Milde leaned forward. "Wounded, you say?"

I nodded, my chin resting in the palm of one paw. "Shot in the right shoulder, about the level of the second thoracic vertebra. .022-caliber bullet. As these things go, it's not bad... Missed the right lung, clavicle, subclavian artery and vein, scapula, auxiliary artery..." I felt a kind hand on my arm.

"Doctor," said Milde, "you're not really making sense."

I looked up at the tall, elegant mouse.

He patted my arm and turned towards the stairs.

"Milde, wait!" I began. He turned back to look at me, one eyebrow raised. "Never mind. Just...put out your cigarette, please, before you talk to him."

He obliged, and continued up to Basil's room.

I waited for a few minutes, feeling generally wretched. There I was, Basil's best friend and physician, and all I could do - and all I had done, for the past week - was watch my friend's steady decline. By and by, I thought an apology to Basil was in order, so I found myself just outside Basil's door, listening and waiting for an opportunity to express my profound sorrow at having failed him.

So amiable was Milde's tone that it took me a minute to recognize a full-scale berating when I heard it.

"How low the mighty Sherringford Basil, the Sherlock Holmes of the mouse world, the most famous detective in all of mousedom, has fallen - not felled by a bullet, by any means, no."

For the first time in days, I heard my friend's voice. It was low, and hoarse. "Make sense, Oscar. Of course it was a bullet - has Dawson not shown you? It's in his left trouser-pocket."
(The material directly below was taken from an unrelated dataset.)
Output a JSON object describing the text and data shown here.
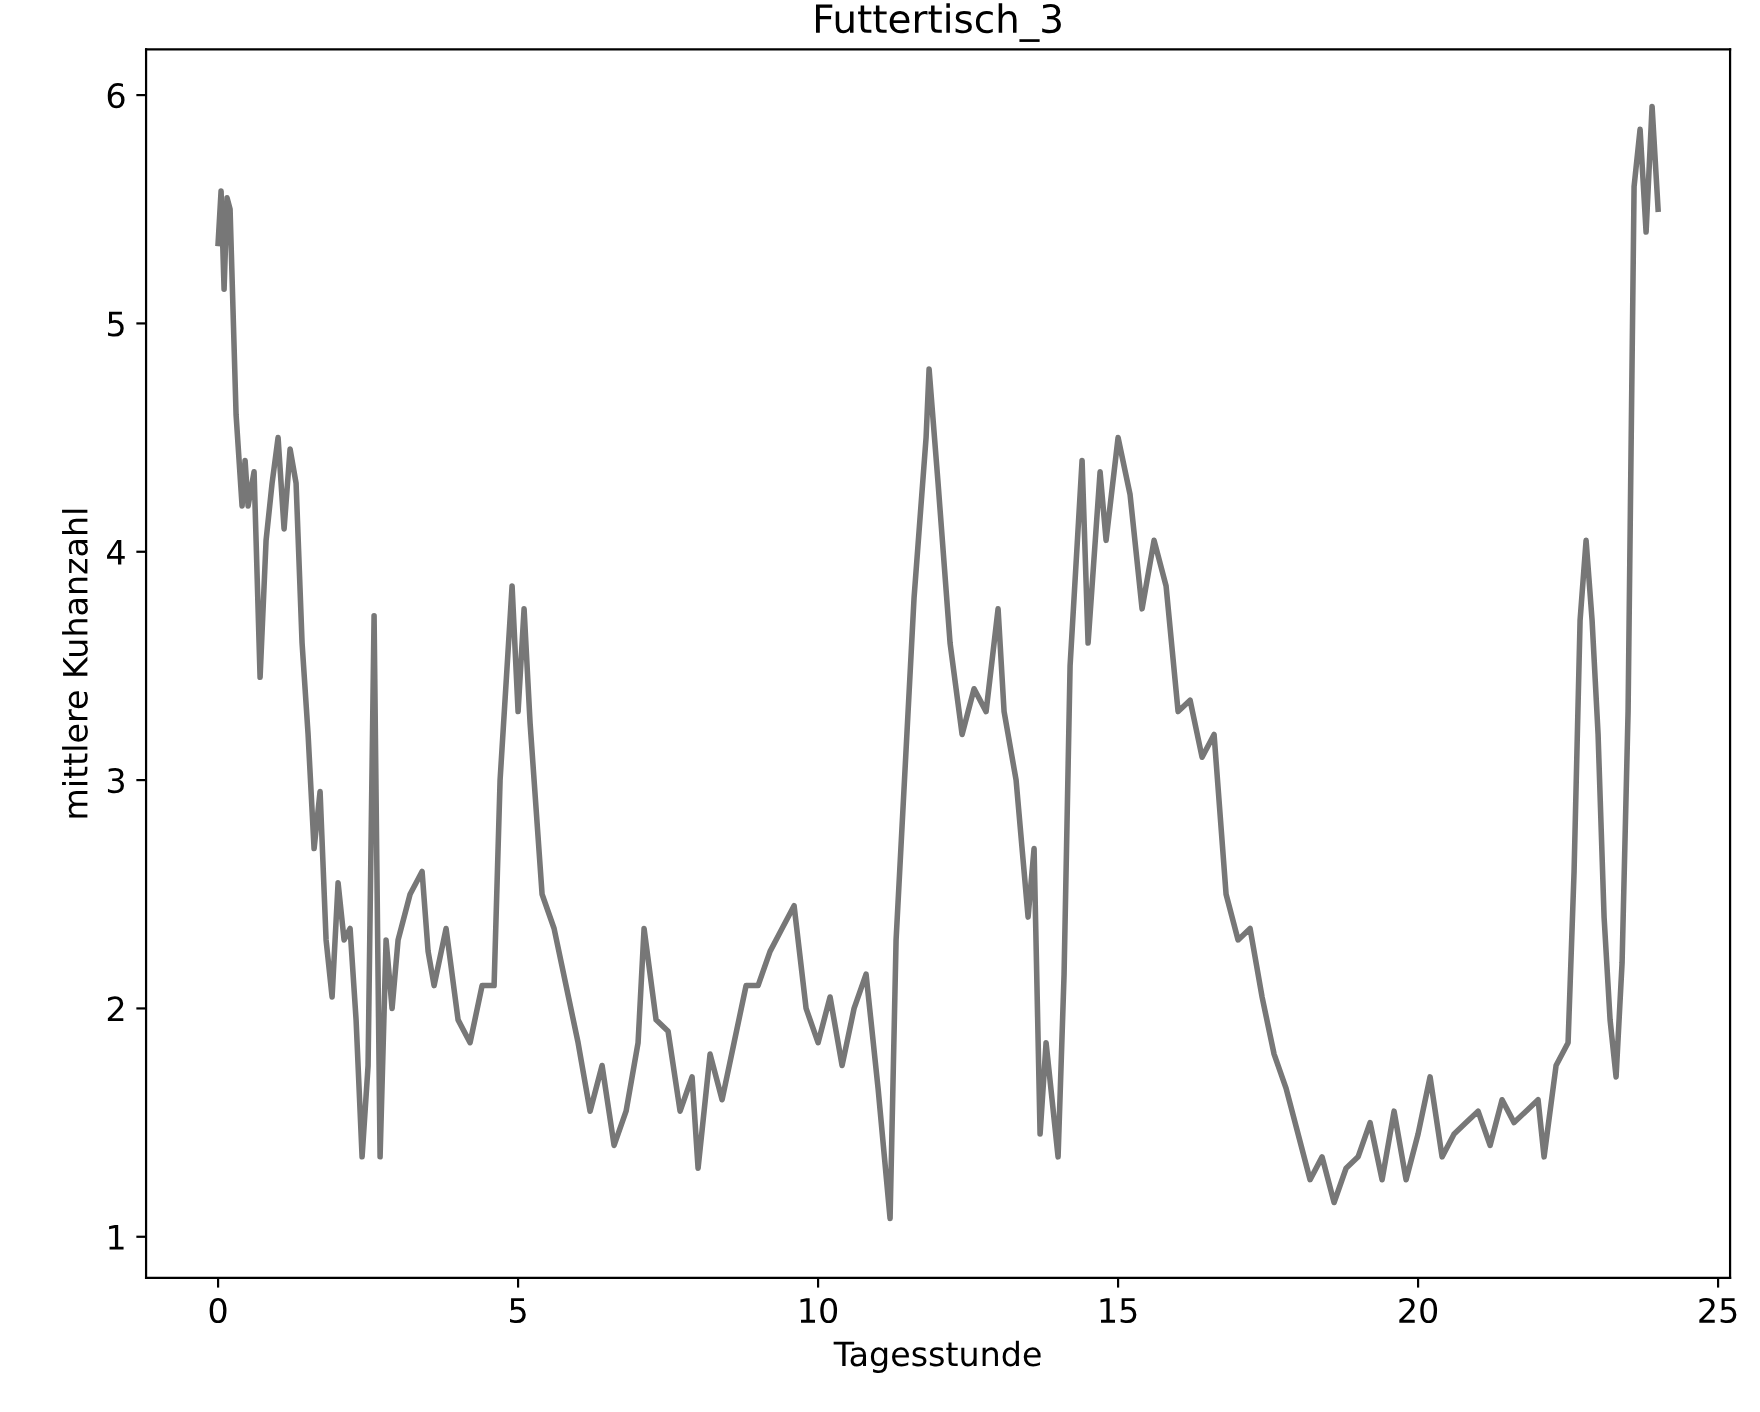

I involuntarily put my hand to the bullet.

"No," continued Milde as if Basil had not spoken, "this genius of logic and detection has indulged himself in a seven-day pout after discovering that he is, in fact, only a mouse like the rest of us. Curious, isn't it? There is no sin except for stupidity. Note that mortality does not fall under that category, and note that indulging oneself in pointless funks does. Wake up, Sherri."

"You don't understand."

"Don't I? Please recall the day we met. I know it is unnerving to have one's body interrupted with violence, by a bullet no less than by the hands of one's fellow students. I also know that there's nothing to do about it but return to one's life." There was a long pause. "You're driving your friend Dawson to distraction, you know. Lady Judson, too. There are mice in this world who care about you, myself included, and if you can't see that, maybe you should stare at a wall for the rest of your life. Good evening, detective." Milde swept past me, coattails in a swirl.

I glanced into Basil's room, and followed Milde down the hall. When we reached the sitting room, I couldn't think of anything to say. Finally, I settled on, "It's a good thing you're not a doctor."
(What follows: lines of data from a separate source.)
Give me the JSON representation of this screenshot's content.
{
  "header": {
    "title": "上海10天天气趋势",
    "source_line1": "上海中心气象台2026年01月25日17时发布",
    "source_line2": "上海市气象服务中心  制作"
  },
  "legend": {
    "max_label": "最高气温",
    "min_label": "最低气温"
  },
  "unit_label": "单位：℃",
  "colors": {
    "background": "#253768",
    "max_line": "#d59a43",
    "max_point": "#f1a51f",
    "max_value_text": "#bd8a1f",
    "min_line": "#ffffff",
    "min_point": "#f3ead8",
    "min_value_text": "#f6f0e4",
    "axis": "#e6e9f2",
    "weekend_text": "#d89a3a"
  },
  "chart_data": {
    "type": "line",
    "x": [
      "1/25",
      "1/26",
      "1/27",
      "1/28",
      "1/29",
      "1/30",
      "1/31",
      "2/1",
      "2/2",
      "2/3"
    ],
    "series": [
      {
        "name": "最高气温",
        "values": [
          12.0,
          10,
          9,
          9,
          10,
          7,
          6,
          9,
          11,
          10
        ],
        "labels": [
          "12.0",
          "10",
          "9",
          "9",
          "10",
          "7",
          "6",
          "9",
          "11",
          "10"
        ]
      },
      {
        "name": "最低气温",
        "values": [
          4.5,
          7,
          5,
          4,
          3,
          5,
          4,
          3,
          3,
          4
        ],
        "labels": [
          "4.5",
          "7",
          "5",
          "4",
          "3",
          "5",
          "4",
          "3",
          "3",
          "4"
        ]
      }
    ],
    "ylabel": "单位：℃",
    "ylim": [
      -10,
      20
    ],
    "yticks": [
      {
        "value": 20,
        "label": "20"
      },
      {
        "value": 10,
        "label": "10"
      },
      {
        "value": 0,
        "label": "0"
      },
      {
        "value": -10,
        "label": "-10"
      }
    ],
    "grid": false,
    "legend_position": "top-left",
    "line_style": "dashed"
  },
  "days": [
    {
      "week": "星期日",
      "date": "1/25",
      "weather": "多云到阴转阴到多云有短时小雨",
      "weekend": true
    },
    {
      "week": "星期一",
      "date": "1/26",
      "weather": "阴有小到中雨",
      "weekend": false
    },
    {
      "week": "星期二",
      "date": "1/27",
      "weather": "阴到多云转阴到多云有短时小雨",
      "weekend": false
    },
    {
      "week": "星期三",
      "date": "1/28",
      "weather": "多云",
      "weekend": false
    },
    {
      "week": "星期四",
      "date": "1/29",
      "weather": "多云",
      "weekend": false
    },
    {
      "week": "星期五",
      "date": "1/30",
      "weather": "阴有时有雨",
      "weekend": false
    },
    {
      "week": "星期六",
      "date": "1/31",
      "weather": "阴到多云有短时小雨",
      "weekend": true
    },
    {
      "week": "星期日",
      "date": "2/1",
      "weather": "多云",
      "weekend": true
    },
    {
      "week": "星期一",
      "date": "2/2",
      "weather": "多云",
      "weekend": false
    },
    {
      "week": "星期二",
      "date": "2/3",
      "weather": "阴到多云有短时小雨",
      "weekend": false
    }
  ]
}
He turned to me with a wry grin. "I know. My bedside manner would have me ridden out of St. Bartholomouse's on a rail."

"It certainly would."

Milde took a chair and smoothed one of his dark tresses back into place. "I hope you realize that this will jolt Sherri back into himself," he said earnestly.

"I think it just may...and I couldn't have done it." Though I'd been shocked at first, I saw now the value of this dapper mouse's visit. "Thank you, Milde."
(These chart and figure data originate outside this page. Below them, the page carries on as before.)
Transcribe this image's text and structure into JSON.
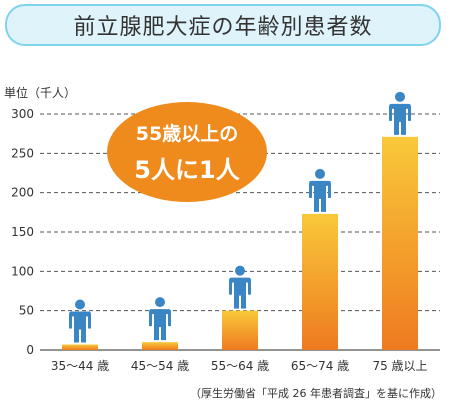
{
  "title": "前立腺肥大症の年齢別患者数",
  "callout": {
    "line1": "55歳以上の",
    "line2": "5人に1人"
  },
  "source": "（厚生労働省「平成 26 年患者調査」を基に作成）",
  "colors": {
    "bar_top": "#f9c93a",
    "bar_bottom": "#ee7a1f",
    "figure": "#3a86c5",
    "callout": "#ef8a1c",
    "grid": "#555555",
    "title_bg": "#dff3fb",
    "title_border": "#7fd3ee"
  },
  "chart_data": {
    "type": "bar",
    "categories": [
      "35～44 歳",
      "45～54 歳",
      "55～64 歳",
      "65～74 歳",
      "75 歳以上"
    ],
    "values": [
      7,
      10,
      50,
      173,
      271
    ],
    "ylabel": "単位（千人）",
    "ylim": [
      0,
      300
    ],
    "yticks": [
      0,
      50,
      100,
      150,
      200,
      250,
      300
    ],
    "grid": true,
    "icon": "person-icon"
  }
}
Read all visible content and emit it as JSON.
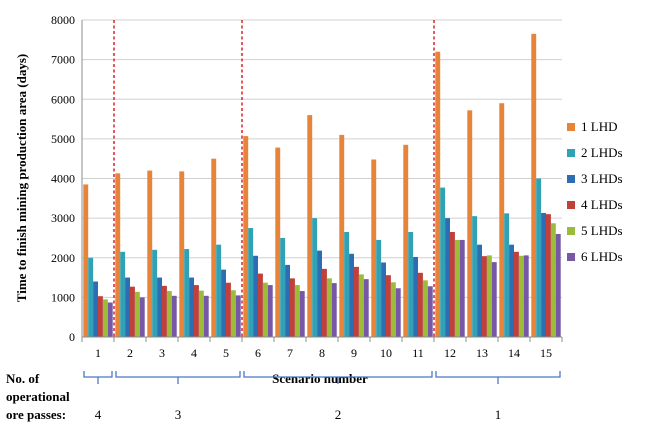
{
  "chart_data": {
    "type": "bar",
    "ylabel": "Time to finish mining production area (days)",
    "xlabel": "Scenario number",
    "ylim": [
      0,
      8000
    ],
    "yticks": [
      0,
      1000,
      2000,
      3000,
      4000,
      5000,
      6000,
      7000,
      8000
    ],
    "grid": true,
    "legend_position": "right",
    "categories": [
      "1",
      "2",
      "3",
      "4",
      "5",
      "6",
      "7",
      "8",
      "9",
      "10",
      "11",
      "12",
      "13",
      "14",
      "15"
    ],
    "series": [
      {
        "name": "1 LHD",
        "color": "#E8833A",
        "values": [
          3850,
          4130,
          4200,
          4180,
          4500,
          5070,
          4780,
          5600,
          5100,
          4480,
          4850,
          7200,
          5720,
          5900,
          7650
        ]
      },
      {
        "name": "2 LHDs",
        "color": "#2FA3B5",
        "values": [
          2000,
          2150,
          2200,
          2220,
          2330,
          2750,
          2500,
          3000,
          2650,
          2450,
          2650,
          3770,
          3050,
          3120,
          4000
        ]
      },
      {
        "name": "3 LHDs",
        "color": "#2E6DB4",
        "values": [
          1400,
          1500,
          1500,
          1500,
          1700,
          2050,
          1820,
          2180,
          2100,
          1880,
          2020,
          3000,
          2330,
          2330,
          3130
        ]
      },
      {
        "name": "4 LHDs",
        "color": "#C0403B",
        "values": [
          1030,
          1270,
          1290,
          1310,
          1370,
          1600,
          1480,
          1720,
          1770,
          1560,
          1620,
          2650,
          2040,
          2150,
          3100
        ]
      },
      {
        "name": "5 LHDs",
        "color": "#9BBB3B",
        "values": [
          950,
          1140,
          1160,
          1170,
          1180,
          1370,
          1310,
          1480,
          1580,
          1380,
          1430,
          2450,
          2060,
          2050,
          2870
        ]
      },
      {
        "name": "6 LHDs",
        "color": "#7658A6",
        "values": [
          870,
          1000,
          1040,
          1040,
          1050,
          1310,
          1160,
          1360,
          1460,
          1230,
          1280,
          2450,
          1890,
          2060,
          2600
        ]
      }
    ],
    "separators_after_category": [
      "1",
      "5",
      "11"
    ],
    "separator_color": "#E03030",
    "passes_label_lines": [
      "No. of",
      "operational",
      "ore passes:"
    ],
    "pass_groups": [
      {
        "from": "1",
        "to": "1",
        "label": "4"
      },
      {
        "from": "2",
        "to": "5",
        "label": "3"
      },
      {
        "from": "6",
        "to": "11",
        "label": "2"
      },
      {
        "from": "12",
        "to": "15",
        "label": "1"
      }
    ],
    "bracket_color": "#4A78C8",
    "grid_color": "#D0D0D0"
  }
}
"My pleasure. Of course, you couldn't have done it," he added, "Sherri never would have let you in to change his bandages."

"He barely let me in anyway!"

Milde laughed. "I can believe it. As it is, he may be miffed with me as long as he likes, but I'll just keep coming back and being charming until he can't resist any longer."

"You are quite confidant," I observed.

"I am Oscar Milde," he explained.

"And I," said Basil from the top of the stairs, "am famished."